Di tengah-tengah hiruk-pikuk kekacauan, Rangga menatap Hide yang tampak semakin pucat karena kehilangan banyak darah dengan wajah cemas, "Mas Hide, kita harus segera mengobati lukamu..."

Semua orang lantas menyadarinya dan segera menatap luka menganga yang masih terus mengeluarkan darah dari pinggang polisi muda itu.

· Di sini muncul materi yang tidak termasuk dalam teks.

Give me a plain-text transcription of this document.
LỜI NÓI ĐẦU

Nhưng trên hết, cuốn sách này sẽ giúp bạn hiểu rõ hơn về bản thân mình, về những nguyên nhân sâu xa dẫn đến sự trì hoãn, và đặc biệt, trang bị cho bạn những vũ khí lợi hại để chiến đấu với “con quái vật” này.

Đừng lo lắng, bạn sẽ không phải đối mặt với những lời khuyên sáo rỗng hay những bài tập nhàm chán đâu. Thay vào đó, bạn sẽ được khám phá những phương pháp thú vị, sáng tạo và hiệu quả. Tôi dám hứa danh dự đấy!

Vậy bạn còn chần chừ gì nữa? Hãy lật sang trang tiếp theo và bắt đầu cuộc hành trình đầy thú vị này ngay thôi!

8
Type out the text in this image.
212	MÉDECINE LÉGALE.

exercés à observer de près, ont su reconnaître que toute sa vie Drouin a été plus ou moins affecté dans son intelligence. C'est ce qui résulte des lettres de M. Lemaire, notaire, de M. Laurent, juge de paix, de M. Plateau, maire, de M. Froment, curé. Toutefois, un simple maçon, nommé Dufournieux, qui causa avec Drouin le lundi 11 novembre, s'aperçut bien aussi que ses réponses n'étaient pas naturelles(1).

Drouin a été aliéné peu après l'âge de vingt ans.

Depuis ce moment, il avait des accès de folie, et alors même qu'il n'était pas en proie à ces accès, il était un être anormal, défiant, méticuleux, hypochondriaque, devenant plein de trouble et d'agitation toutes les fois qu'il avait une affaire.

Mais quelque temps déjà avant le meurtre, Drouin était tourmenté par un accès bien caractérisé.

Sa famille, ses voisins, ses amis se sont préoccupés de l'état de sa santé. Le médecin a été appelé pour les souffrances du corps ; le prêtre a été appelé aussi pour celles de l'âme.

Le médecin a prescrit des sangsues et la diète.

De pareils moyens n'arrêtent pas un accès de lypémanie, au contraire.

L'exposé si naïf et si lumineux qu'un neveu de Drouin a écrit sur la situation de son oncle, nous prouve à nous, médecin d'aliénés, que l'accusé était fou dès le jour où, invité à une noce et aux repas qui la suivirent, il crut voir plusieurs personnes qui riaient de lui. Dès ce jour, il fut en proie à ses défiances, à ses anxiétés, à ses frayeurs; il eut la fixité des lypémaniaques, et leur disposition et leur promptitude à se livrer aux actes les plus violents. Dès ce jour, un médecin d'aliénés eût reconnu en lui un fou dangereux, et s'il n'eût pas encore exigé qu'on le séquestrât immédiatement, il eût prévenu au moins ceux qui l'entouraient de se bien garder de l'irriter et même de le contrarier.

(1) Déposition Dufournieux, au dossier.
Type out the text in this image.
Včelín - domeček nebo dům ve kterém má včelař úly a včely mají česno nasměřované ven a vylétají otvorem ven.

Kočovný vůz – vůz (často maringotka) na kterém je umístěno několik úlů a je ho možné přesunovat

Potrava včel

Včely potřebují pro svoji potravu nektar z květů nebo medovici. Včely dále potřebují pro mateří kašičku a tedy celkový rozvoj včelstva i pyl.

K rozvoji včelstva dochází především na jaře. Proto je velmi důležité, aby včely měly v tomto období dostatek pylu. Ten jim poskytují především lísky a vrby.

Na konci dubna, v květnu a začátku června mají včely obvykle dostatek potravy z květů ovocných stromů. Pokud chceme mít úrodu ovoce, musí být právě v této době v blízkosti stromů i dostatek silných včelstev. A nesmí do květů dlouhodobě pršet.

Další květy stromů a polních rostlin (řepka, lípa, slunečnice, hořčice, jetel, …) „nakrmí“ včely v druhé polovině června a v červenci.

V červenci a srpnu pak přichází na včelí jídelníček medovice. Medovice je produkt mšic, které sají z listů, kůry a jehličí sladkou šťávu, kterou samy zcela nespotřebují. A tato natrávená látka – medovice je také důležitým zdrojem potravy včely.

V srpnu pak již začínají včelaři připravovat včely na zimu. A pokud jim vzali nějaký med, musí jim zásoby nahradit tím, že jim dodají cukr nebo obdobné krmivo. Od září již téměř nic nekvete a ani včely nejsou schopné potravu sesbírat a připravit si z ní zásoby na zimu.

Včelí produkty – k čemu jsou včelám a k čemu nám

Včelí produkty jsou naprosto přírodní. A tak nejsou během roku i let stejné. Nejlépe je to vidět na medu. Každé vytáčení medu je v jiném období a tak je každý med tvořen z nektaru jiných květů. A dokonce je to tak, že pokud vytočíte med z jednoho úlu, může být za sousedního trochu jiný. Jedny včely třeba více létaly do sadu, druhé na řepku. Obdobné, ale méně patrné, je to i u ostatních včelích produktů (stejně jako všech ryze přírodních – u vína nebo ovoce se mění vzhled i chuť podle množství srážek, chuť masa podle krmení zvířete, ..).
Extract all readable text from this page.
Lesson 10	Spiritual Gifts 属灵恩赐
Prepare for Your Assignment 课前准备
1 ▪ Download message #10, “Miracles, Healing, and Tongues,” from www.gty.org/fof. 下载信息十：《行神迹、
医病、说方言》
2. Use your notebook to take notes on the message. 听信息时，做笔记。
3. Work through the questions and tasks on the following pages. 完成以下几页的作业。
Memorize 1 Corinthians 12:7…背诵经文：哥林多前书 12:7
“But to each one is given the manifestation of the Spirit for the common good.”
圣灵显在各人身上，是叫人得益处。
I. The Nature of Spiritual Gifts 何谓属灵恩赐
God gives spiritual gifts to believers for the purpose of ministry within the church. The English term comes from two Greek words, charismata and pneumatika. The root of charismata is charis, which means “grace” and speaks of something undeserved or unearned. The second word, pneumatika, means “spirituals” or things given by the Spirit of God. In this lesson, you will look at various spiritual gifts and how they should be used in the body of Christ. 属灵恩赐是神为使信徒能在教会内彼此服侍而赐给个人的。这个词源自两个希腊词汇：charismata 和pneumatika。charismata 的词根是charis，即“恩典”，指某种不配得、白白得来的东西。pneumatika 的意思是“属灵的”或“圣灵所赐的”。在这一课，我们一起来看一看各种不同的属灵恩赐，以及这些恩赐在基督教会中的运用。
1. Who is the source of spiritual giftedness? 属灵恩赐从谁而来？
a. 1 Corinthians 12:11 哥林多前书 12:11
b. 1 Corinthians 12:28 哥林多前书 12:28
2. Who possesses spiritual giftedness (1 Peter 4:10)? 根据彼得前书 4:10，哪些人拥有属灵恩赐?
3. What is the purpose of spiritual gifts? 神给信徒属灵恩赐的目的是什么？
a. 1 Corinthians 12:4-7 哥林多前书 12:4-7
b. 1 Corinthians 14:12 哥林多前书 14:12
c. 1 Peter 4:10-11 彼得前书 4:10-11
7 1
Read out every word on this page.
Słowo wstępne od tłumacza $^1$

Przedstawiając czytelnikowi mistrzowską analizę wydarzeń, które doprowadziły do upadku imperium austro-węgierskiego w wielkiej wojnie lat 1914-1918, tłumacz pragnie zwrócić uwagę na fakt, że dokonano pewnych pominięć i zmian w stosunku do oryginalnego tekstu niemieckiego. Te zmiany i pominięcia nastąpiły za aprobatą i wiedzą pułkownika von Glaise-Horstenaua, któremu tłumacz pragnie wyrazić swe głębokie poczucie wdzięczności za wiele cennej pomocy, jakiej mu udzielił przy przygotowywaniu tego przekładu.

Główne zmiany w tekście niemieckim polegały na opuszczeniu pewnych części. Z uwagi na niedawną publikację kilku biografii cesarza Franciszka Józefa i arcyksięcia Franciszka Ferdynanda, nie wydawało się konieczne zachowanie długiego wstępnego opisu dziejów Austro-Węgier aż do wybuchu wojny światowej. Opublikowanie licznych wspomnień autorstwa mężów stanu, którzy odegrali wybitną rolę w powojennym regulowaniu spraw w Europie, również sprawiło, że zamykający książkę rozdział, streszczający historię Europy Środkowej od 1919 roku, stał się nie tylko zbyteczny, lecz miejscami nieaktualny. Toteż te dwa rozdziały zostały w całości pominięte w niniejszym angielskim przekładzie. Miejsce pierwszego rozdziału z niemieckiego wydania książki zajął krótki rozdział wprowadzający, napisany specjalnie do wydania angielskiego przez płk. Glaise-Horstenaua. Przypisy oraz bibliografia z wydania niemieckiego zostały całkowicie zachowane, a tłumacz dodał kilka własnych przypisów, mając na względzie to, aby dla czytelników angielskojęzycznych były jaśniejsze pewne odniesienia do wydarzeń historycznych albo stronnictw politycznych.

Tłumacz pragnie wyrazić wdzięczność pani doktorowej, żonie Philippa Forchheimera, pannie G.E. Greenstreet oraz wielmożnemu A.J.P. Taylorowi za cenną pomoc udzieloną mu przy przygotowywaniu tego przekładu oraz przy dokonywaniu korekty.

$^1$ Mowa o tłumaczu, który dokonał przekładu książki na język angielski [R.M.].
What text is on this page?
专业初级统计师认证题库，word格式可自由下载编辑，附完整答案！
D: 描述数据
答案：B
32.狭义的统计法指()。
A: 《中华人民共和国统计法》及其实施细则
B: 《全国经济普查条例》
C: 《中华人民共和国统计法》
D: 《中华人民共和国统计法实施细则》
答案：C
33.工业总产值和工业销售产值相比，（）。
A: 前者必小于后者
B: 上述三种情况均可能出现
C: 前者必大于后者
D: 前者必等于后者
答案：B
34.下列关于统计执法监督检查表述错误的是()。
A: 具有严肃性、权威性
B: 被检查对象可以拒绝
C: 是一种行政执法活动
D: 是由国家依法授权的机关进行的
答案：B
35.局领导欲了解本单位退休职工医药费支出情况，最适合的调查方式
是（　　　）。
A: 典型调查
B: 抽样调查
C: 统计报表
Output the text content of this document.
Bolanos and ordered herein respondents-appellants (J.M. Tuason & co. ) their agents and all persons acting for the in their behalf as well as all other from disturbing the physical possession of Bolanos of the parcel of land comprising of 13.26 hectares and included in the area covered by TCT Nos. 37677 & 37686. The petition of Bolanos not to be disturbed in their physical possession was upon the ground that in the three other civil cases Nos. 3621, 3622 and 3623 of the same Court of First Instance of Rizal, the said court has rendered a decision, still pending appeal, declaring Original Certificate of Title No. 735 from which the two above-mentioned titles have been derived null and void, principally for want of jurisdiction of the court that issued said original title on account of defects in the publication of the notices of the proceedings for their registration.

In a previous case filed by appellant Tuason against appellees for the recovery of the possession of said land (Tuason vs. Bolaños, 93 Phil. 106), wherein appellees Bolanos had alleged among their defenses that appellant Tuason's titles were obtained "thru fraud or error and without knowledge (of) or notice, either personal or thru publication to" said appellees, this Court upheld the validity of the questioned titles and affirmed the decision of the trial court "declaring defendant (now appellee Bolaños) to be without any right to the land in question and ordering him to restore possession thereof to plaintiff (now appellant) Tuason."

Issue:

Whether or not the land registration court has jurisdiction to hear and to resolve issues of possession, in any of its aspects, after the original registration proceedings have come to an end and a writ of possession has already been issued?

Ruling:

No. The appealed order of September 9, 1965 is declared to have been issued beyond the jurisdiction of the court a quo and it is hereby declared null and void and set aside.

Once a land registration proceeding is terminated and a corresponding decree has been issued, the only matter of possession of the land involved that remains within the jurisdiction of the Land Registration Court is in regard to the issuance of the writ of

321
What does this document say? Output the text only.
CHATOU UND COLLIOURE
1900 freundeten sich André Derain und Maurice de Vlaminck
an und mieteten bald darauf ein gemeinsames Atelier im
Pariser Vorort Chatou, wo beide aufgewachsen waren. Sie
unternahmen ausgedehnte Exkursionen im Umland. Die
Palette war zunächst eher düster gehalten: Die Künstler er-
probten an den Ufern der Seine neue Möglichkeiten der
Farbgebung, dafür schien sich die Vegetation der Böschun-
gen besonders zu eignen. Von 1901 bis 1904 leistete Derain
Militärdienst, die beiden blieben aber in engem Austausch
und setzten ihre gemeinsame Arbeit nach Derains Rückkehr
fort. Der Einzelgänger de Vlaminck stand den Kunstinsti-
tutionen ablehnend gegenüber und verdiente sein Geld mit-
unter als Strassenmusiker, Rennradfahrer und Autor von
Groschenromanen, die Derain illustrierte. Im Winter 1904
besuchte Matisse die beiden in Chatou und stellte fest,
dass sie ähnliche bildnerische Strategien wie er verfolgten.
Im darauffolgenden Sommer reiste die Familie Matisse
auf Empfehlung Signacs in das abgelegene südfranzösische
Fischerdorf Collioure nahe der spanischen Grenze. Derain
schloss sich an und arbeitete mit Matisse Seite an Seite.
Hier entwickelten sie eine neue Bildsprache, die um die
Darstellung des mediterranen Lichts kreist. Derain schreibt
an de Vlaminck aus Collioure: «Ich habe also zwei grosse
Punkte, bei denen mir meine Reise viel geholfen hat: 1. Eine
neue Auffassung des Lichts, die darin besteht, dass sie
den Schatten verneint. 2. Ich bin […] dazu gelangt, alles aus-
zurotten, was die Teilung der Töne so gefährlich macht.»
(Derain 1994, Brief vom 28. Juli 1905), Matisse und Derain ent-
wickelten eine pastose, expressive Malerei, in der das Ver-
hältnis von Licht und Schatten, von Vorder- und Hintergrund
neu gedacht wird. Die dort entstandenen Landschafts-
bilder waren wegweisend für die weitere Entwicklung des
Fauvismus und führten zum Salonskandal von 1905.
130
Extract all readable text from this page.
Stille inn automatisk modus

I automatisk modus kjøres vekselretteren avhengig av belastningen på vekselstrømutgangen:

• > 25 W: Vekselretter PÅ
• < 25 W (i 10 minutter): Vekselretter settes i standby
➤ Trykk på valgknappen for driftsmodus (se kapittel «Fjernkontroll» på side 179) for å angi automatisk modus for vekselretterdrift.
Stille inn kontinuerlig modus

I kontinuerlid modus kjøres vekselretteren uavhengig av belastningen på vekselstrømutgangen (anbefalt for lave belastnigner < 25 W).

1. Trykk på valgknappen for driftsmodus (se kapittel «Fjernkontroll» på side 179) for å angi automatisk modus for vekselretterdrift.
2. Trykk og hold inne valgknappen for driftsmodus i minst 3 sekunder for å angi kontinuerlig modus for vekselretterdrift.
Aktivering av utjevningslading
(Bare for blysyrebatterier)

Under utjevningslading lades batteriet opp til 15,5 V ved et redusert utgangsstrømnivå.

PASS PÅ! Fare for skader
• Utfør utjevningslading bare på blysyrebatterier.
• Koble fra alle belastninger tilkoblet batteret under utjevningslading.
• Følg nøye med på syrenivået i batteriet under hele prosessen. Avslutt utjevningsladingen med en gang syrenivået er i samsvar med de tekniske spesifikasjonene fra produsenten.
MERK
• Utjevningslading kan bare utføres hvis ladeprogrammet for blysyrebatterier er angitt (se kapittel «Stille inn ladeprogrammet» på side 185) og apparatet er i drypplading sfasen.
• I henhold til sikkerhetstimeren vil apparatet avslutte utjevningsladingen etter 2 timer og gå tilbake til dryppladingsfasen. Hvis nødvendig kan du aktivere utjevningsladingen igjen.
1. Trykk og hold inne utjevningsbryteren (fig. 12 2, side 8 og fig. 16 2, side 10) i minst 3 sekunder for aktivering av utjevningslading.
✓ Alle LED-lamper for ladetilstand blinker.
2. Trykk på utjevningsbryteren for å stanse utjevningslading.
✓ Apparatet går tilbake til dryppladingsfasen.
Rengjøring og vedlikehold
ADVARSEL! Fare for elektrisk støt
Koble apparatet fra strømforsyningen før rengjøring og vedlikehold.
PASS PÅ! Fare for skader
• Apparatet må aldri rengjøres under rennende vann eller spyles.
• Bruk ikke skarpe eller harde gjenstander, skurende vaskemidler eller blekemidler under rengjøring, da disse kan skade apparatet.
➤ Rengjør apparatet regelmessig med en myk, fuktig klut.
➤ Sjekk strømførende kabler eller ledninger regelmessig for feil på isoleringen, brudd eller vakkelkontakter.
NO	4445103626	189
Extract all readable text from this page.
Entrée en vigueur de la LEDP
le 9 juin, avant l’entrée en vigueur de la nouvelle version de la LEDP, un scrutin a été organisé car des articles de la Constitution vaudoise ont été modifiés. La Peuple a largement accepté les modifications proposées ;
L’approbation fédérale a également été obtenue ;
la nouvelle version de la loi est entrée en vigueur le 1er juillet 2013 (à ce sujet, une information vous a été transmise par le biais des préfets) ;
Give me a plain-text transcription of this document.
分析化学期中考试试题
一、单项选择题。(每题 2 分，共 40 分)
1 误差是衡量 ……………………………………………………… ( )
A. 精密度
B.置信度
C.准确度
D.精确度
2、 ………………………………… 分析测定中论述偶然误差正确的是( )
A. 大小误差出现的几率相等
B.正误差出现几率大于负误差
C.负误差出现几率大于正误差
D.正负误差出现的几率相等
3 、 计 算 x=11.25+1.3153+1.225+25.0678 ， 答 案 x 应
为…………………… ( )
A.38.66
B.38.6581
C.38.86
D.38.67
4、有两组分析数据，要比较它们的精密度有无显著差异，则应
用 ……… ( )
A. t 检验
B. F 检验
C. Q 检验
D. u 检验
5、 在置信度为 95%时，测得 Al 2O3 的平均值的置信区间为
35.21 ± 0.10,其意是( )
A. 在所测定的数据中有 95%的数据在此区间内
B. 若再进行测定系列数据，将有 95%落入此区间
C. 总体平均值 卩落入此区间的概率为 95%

"Benar juga! Kita harus segera mengobatimu! Mayday! Mayday!" Seru Lala, tampak mulai panik dan mencoba mencari petugas medis. Namun Yudha segera menghentikannya, "Nggak perlu memanggil petugas medis. Aku akan mengantar Hide-Senpai ke rumah sakit terdekat."

Hide menggelelengkan kepala, "Nggak perlu. Aku akan mengobatinya sendiri dengan perlengkapan di mobil."

"Jangan keras kepala begitu, senpai." Tegur Yudha-- dengan segera mendekati Seniornya dan merangkulkan lengan pria itu ke lehernya. Lantas sebelah tangan secara refleks turun ke pinggang ramping Hide yang masih terbalut rompi hitam. Dia meneruskan, "Lukamu perlu di jahit dan anestesi biasa takkan cukup membantu."

Di tengah-tengah rasa prihatin terhadap si polisi muda, satu sosok justru menyorot tajam dan tak lepas dari tangan yang merangkul pinggang ramping itu.

"Senpai masih bisa berjalan kan? Aku akan memapah--"

Grepp--

"Serahkan dia padaku."

Rangga dan yang lainnya terhenyak, terutama Hide sendiri yang tiba-tiba ditarik hingga terlepas dari rangkulan Yudha dan menubruk dada bidang seseorang. Menoleh, Hide mendapati sosok Rio yang berwajah dingin baru saja menariknya dan kini merangkul pinggangnya dengan begitu erat.

"Apa maksud--"

"Anda nggak perlu melakukannya, Sir. Saya membawa mobil sendiri." Kata Yudha, memotong protes Hide dan balas menatap Rio tak kalah dingin. Kedua pria itu saling melempar tatapan tajam dan membuat orang-orang disekeliling mereka saling pandang penuh tanya.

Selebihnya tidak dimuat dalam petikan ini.